In a climate emergency, it is hardly surprising Woodside is under the spotlight. Rather than tackle the problem, most states are enacting laws to crack down on climate protesters. Unfortunately, it appears the national broadcaster is helping.

The ABC’s Four Corners filmed a handful of protesters outside Woodside boss Meg O’Neil’s house in August. They did not enter her house, but a mainstream media-inspired furore ensued. Several people were arrested, with Four Corners covering these in an episode on criminalising climate protests.

Woodside’s controversial Burrup Hub consists of the Scarborough and Browse Basin gas fields, the Pluto Project processing plant and liquified gas and fertiliser plans in the Pilbara region.

The MEAA petitioned the ABC not to hand its footage over, saying the request was a “direct threat to press freedom”. MEAA federal president Karen Percy said it “rides roughshod over the obligation of a journalist to protect its sources”.

WA police also complained about the Four Corners journalists, with WA Police Minister Paul Papalia claiming they should have notified police about the protesters’ plans.

Disrupt Burrup Hub, which organised the action, said on X on October 26 that the ABC had agreed to hand over the footage. It criticised the broadcaster saying it breached basic media ethics and jeopardized public interest journalism “by degrading trust in the ABC”.

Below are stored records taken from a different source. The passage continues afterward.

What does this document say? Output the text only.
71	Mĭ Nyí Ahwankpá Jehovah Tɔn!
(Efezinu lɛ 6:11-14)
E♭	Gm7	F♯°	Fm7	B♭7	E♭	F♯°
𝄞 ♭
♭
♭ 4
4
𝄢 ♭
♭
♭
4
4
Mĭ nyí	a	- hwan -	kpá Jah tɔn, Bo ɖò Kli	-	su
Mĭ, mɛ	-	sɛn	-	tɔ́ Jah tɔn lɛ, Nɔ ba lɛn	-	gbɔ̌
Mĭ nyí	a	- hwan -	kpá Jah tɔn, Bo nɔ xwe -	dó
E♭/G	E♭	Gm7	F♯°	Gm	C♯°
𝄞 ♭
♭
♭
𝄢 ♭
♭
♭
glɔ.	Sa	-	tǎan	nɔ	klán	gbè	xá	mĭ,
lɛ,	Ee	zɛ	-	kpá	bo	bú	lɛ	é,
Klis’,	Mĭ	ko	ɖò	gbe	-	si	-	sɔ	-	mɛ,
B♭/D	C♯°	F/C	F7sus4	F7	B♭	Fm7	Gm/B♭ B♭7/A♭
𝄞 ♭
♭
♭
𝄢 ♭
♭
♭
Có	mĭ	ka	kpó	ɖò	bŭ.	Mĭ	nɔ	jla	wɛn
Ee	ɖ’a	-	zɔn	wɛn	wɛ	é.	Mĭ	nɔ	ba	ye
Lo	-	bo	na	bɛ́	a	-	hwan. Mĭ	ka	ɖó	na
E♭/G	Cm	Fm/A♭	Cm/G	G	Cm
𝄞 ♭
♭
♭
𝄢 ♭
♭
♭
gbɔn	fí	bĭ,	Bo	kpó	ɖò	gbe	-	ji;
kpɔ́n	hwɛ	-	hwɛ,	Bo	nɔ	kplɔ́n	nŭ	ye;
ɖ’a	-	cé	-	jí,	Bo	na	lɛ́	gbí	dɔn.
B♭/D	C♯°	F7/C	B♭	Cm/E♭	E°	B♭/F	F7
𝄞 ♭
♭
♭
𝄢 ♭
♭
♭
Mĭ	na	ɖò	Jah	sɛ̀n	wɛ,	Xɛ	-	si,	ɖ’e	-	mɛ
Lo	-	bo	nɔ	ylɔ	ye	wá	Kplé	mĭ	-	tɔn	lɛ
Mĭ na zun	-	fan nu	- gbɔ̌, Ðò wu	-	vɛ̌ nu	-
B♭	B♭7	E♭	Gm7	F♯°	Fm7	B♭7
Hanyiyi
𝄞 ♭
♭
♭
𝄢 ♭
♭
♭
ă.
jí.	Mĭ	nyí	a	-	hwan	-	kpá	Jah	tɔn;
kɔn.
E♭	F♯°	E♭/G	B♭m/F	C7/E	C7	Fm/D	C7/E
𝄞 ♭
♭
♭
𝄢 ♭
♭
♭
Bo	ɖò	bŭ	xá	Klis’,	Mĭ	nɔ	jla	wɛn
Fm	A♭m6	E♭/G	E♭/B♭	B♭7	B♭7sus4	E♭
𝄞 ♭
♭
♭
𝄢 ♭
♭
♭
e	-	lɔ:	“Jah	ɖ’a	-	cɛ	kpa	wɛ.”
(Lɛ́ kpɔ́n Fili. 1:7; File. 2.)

Ballardong Noongar man Desmond Blurton, Disrupt Burrup Hub campaigner and deputy chair of the Deaths in Custody Watch Committee, who was filmed as part of the Four Corners program said he did not consent to have footage of himself handed to police.

“As a First Nations justice campaigner … I am deeply concerned that the ABC may cause the imprisonment of vulnerable people by surrendering source material to the police … if the ABC hands over any footage it will be a deep betrayal.”

Disrupt Burrup Hub media advisor Jesse Noakes, who faces trial on November 6 for refusing to hand over the footage, said he was told by the ABC before the action that sources would not be identified. This was “a precondition for their participation”.

“If the ABC release Four Corners footage to WA police, who would ever trust the ABC to tell their story again?”

ABC journalists took action outside ABC offices on October 26 in Boorloo/Perth, Naarm/Melbourne and Gadi/Sydney demanding it not release the footage.

ABC managing director David Anderson claimed the broadcaster “never have and never will” reveal its sources, but he also told Senate Estimates that he was negotiating with the police.

Surely the national broadcaster can see the real story here: government policy is helping deliver more catastrophic climate change and protesters are being criminalised.

The ABC should be helping climate activists, not helping the state criminalise them.

If the ABC has, or intends to, hand over the some or all of the footage, any remaining trust in the national broadcaster — especially by young people — will evaporate.

This sorry tale is a reminder that we need independent media more than ever. Green Left, the independent, ecosocialist media project, is committed to providing an alternative that supports, not undermines, movements for change and justice.